Ce sont juste les rêves et les espoirs de 27.000 hier(s)

Ces photos de bébés

Les portraits de familles de ces 40 dernières années

Le piano de ma grand-mère que mon frère venait de ramener d’Iowa

Désolée pour la qualité de l’air désastreuse

Ce sont les milliers de dessins d’enfants et de bricolages que j’avais gardé

Les certificats de mariage, cet oreiller favori, l’ours préféré de mon enfance

Des enregistrements des années 60 et ces VHS d’anniversaires […]

Ce sont juste les maisons d’enfance de mes amis où on jouait en rêvant à ce que nous serions plus tard

Sans savoir que nous nous rappellerions tous de ces instants tandis que nos hier(s) collectifs s’élèveraient dans les cieux

Désolée pour la pluie de cendre – C’est juste Paradise

Une non-destination qui n’a rien d’important, une ville au bout du chemin où les gens s’installent […]

… Et je ne mentionne pas toutes les vies perdues : mères et pères, frères et soeurs, grands-parents […]

Mais je vous en prie, une fois de plus, veuillez nous excuser pour la fumée

C’est juste ce qui reste d’une petite bourgade atypique aux pieds de la Sierra Nevada.

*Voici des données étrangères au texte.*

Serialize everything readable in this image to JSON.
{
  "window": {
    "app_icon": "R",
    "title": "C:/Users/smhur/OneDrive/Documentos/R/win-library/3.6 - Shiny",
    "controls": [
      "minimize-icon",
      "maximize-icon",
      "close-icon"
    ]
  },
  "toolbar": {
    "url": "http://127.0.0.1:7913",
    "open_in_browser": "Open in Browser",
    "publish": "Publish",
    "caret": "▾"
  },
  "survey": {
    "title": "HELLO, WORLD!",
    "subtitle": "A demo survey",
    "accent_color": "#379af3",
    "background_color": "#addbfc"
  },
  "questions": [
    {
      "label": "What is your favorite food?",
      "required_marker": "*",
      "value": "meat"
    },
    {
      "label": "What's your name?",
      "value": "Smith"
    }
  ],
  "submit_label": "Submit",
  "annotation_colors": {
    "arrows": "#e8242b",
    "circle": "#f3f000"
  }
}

Ce qui reste de Paradise.

L’heure est maintenant à la recherche des responsabilités. PG&E (Pacific Gas and Electric) certainement, comme toujours, dont les installations vétustes tombent en ruine et provoquent des incendies. Ce n’est pas la première fois. Ce ne sera visiblement pas la dernière. Et pendant ce temps là, du côté de Malibu, les maisons modestes partent en fumées tandis que les villas des stars et millionaires sont protégées par des brigades de pompiers privés. Ou comment le capitalisme à outrance génère des inégalités sociales, même face aux catastrophes…

C, G, L&L

Quelques réponses à vos commentaires :

@Jojo : merci  ma Jojo pour ces compliments ! Oui Trump est une catastrophe comme toujours… je me demande encore comment il a pu passer, 2 ans après son élection !

@Christine Cortesi : Merci beaucoup ! Nous avons été surpris aussi par la proposition des consuls de venir au lycée pour parler aux élèves de sujets qu’ils maîtrisent. Vous avez raison, il faut garder espoir dans nos politiques, certains en tout cas. Les perditions qui se profilent malheureusement sont, pour certaines, plus que profilées et s’engagent de plus en plus…

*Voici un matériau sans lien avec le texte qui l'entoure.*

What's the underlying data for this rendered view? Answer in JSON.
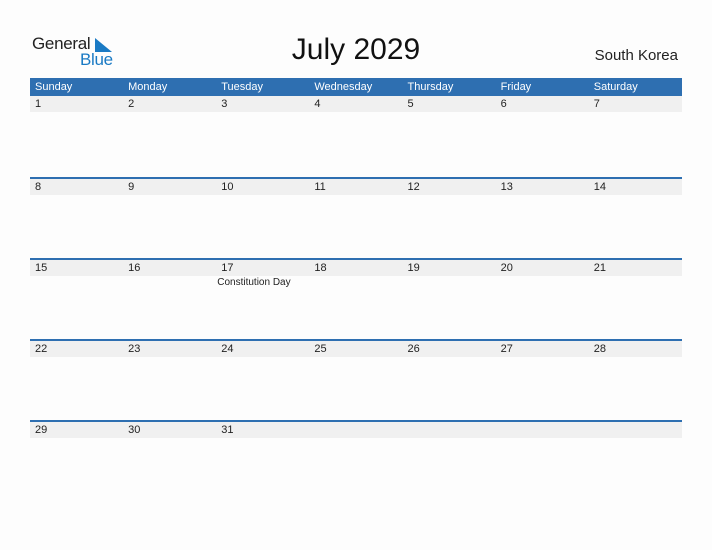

@Sébastien : C’est totalement anxiogène. On ne s’attendait pas à cela en arrivant ici. Pour les tremblements de terre, on a énormément de consignes. Pour les incendies, le problème est plus complexe encore… mis à part fuir, il n’y a rien d’autre ! 

4 thoughts on “De l’air

  1. Heureux de vous savoir en sécurité, mais j’ai le cœur serré de voir ce désastre fruit de la cupidité et de notre folie collective… Take care, des bises à partager.

  2. Bon courage à vous tous 🙁 J’écoutais sur France Info la situation là bas, une ville entière est partie en cendre. J’espère que la situation va se résoudre avant que les flammes n’atteignent SF.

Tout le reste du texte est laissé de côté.